The board recommended that shareholders reject the Gold Fields takeover at a vote on November 21. Gold Fields responded by noting that it is disappointed in the outcome: “We continue to believe that the transaction was a financially and strategically superior offer for shareholders of both Gold Fields and Yamana,” the company said.
Due to the lack of a deal with Gold Fields, Yamana will have to pay a $300 million break fee to Gold Fields since it has walked out of the deal just two business days before it was set to close. In a statement, Yunus Suleman, chair of Gold Fields said: “The emergence of another bid highlighted the value of [Yamana’s] assets and the need to respond to systemic strategic challenges facing the gold industry.
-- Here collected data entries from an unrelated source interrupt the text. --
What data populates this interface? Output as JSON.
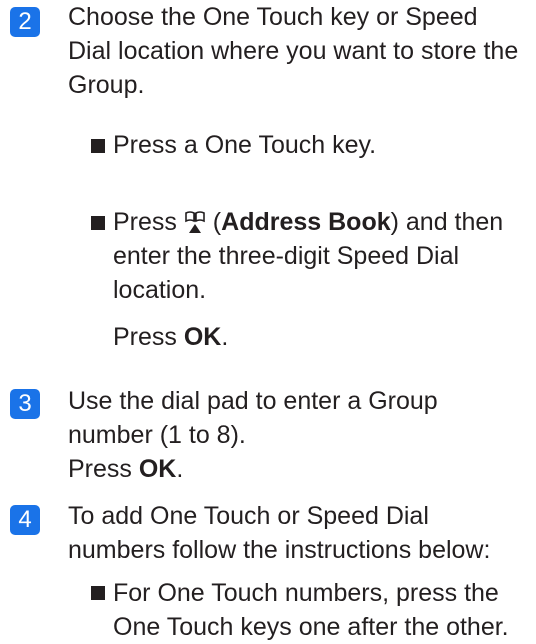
{
  "colors": {
    "step_badge": "#1a73e8",
    "text": "#231f20"
  },
  "step2": {
    "number": "2",
    "lines": [
      "Choose the One Touch key or Speed",
      "Dial location where you want to store the",
      "Group."
    ],
    "bullet1": "Press a One Touch key.",
    "bullet2_prefix": "Press ",
    "bullet2_icon": "address-book-icon",
    "bullet2_open": " (",
    "bullet2_bold": "Address Book",
    "bullet2_rest": ") and then",
    "bullet2_line2": "enter the three-digit Speed Dial",
    "bullet2_line3": "location.",
    "press_prefix": "Press ",
    "press_bold": "OK",
    "press_suffix": "."
  },
  "step3": {
    "number": "3",
    "line1": "Use the dial pad to enter a Group",
    "line2": "number (1 to 8).",
    "press_prefix": "Press ",
    "press_bold": "OK",
    "press_suffix": "."
  },
  "step4": {
    "number": "4",
    "line1": "To add One Touch or Speed Dial",
    "line2": "numbers follow the instructions below:",
    "bullet1_line1": "For One Touch numbers, press the",
    "bullet1_line2": "One Touch keys one after the other."
  }
}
However, we are disciplined in how we assess the value of assets and opportunities, and we were not prepared to be drawn into a bidding war which would have been value destructive for our shareholders.”
On Friday, Pan American and Agnico Eagle revealed the rival offer, which also which might split up Yamana’s assets in Canada and Latin America between the two companies. While the new deal is large, the previously considered Yamana-Gold Fields transaction would have made the fourth-largest gold miner in the world, passing even the value of Agnico Eagle.
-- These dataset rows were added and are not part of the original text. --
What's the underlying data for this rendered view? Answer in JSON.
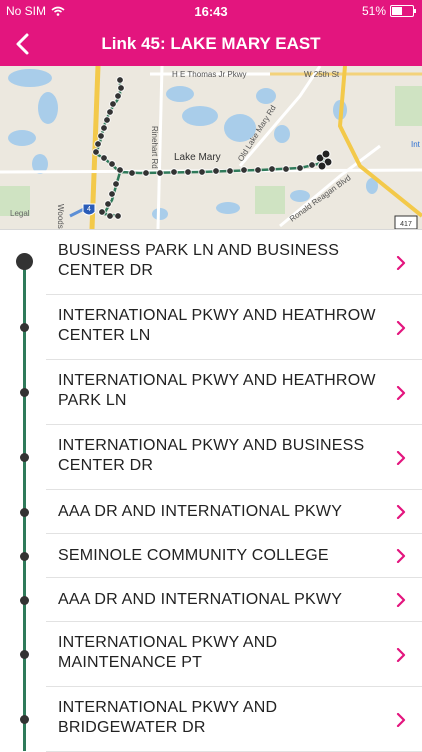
{
  "status_bar": {
    "carrier": "No SIM",
    "time": "16:43",
    "battery": "51%",
    "battery_level": 0.51
  },
  "header": {
    "title": "Link 45: LAKE MARY EAST"
  },
  "map": {
    "labels": {
      "thomas": "H E Thomas Jr Pkwy",
      "w25": "W 25th St",
      "rinehart": "Rinehart Rd",
      "oldlakemary": "Old Lake Mary Rd",
      "lakemary": "Lake Mary",
      "ronald": "Ronald Reagan Blvd",
      "woods": "Woods Rd",
      "legal": "Legal",
      "shield": "4",
      "partial_right": "Int",
      "partial_shield": "417"
    }
  },
  "stops": [
    {
      "name": "BUSINESS PARK LN AND BUSINESS CENTER DR"
    },
    {
      "name": "INTERNATIONAL PKWY AND HEATHROW CENTER LN"
    },
    {
      "name": "INTERNATIONAL PKWY AND HEATHROW PARK LN"
    },
    {
      "name": "INTERNATIONAL PKWY AND BUSINESS CENTER DR"
    },
    {
      "name": "AAA DR AND INTERNATIONAL PKWY"
    },
    {
      "name": "SEMINOLE COMMUNITY COLLEGE"
    },
    {
      "name": "AAA DR AND INTERNATIONAL PKWY"
    },
    {
      "name": "INTERNATIONAL PKWY AND MAINTENANCE PT"
    },
    {
      "name": "INTERNATIONAL PKWY AND BRIDGEWATER DR"
    }
  ],
  "colors": {
    "accent": "#e3157e",
    "route_line": "#2f7a5a",
    "stop_dot": "#333333"
  },
  "icons": {
    "back": "chevron-left-icon",
    "row": "chevron-right-icon",
    "wifi": "wifi-icon",
    "battery": "battery-icon"
  }
}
Pan American will solidify its current position as a top precious metals producer in Latin America with this latest deal. For Agnico Eagle, the deal will mean consolidating ownership of the Canadian Malartic gold mine in Quebec, one of the world’s biggest.
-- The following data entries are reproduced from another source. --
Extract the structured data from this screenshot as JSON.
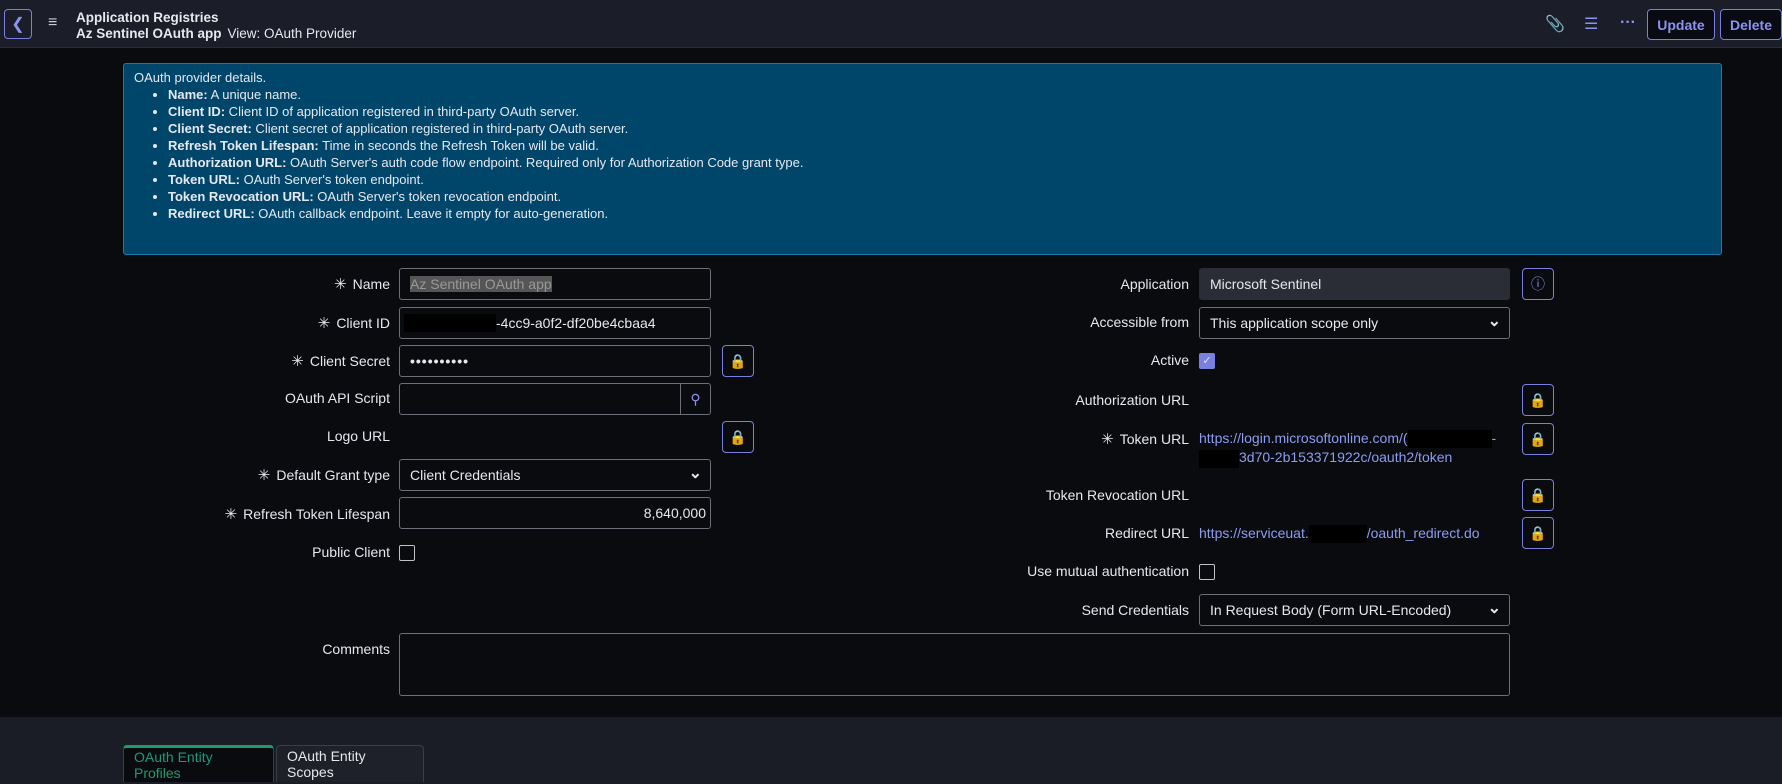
{
  "header": {
    "breadcrumb": "Application Registries",
    "record_name": "Az Sentinel OAuth app",
    "view_label": "View: OAuth Provider",
    "update_label": "Update",
    "delete_label": "Delete"
  },
  "info": {
    "intro": "OAuth provider details.",
    "items": [
      {
        "term": "Name:",
        "desc": " A unique name."
      },
      {
        "term": "Client ID:",
        "desc": " Client ID of application registered in third-party OAuth server."
      },
      {
        "term": "Client Secret:",
        "desc": " Client secret of application registered in third-party OAuth server."
      },
      {
        "term": "Refresh Token Lifespan:",
        "desc": " Time in seconds the Refresh Token will be valid."
      },
      {
        "term": "Authorization URL:",
        "desc": " OAuth Server's auth code flow endpoint. Required only for Authorization Code grant type."
      },
      {
        "term": "Token URL:",
        "desc": " OAuth Server's token endpoint."
      },
      {
        "term": "Token Revocation URL:",
        "desc": " OAuth Server's token revocation endpoint."
      },
      {
        "term": "Redirect URL:",
        "desc": " OAuth callback endpoint. Leave it empty for auto-generation."
      }
    ]
  },
  "left": {
    "required_mark": "✳",
    "name_label": "Name",
    "name_value": "Az Sentinel OAuth app",
    "client_id_label": "Client ID",
    "client_id_value": "-4cc9-a0f2-df20be4cbaa4",
    "client_secret_label": "Client Secret",
    "client_secret_value": "••••••••••",
    "api_script_label": "OAuth API Script",
    "logo_url_label": "Logo URL",
    "grant_label": "Default Grant type",
    "grant_value": "Client Credentials",
    "refresh_label": "Refresh Token Lifespan",
    "refresh_value": "8,640,000",
    "public_label": "Public Client"
  },
  "right": {
    "application_label": "Application",
    "application_value": "Microsoft Sentinel",
    "accessible_label": "Accessible from",
    "accessible_value": "This application scope only",
    "active_label": "Active",
    "active_checked": true,
    "auth_url_label": "Authorization URL",
    "token_url_label": "Token URL",
    "token_url_part1": "https://login.microsoftonline.com/(",
    "token_url_part2": "-",
    "token_url_part3": "3d70-2b153371922c/oauth2/token",
    "revocation_label": "Token Revocation URL",
    "redirect_label": "Redirect URL",
    "redirect_part1": "https://serviceuat.",
    "redirect_part2": "/oauth_redirect.do",
    "mutual_label": "Use mutual authentication",
    "send_label": "Send Credentials",
    "send_value": "In Request Body (Form URL-Encoded)"
  },
  "comments_label": "Comments",
  "tabs": [
    {
      "label": "OAuth Entity Profiles",
      "active": true
    },
    {
      "label": "OAuth Entity Scopes",
      "active": false
    }
  ],
  "colors": {
    "accent": "#7a80e0",
    "info_bg": "#00456a",
    "tab_active": "#1f9a6e"
  }
}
Dealmaking has slowed in the mining industry this year, with this marking one of the biggest deals of the year. Gold mining companies have struggled to keep up with demand due to a variety of factors.
The first is declining gold grades across existing projects. This happens because as gold is mined, it becomes more difficult to extract and the amount of ore that can be mined per day decreases.
The second is the lack of new projects to replace ageing mines that are nearing the end of mine life. Costs have also risen, with companies spending more as extraction becomes more costly.
The third is the impact of China’s slowdown. China is the world’s second-largest consumer of precious metals, and its slowdown has had a ripple effect across the industry.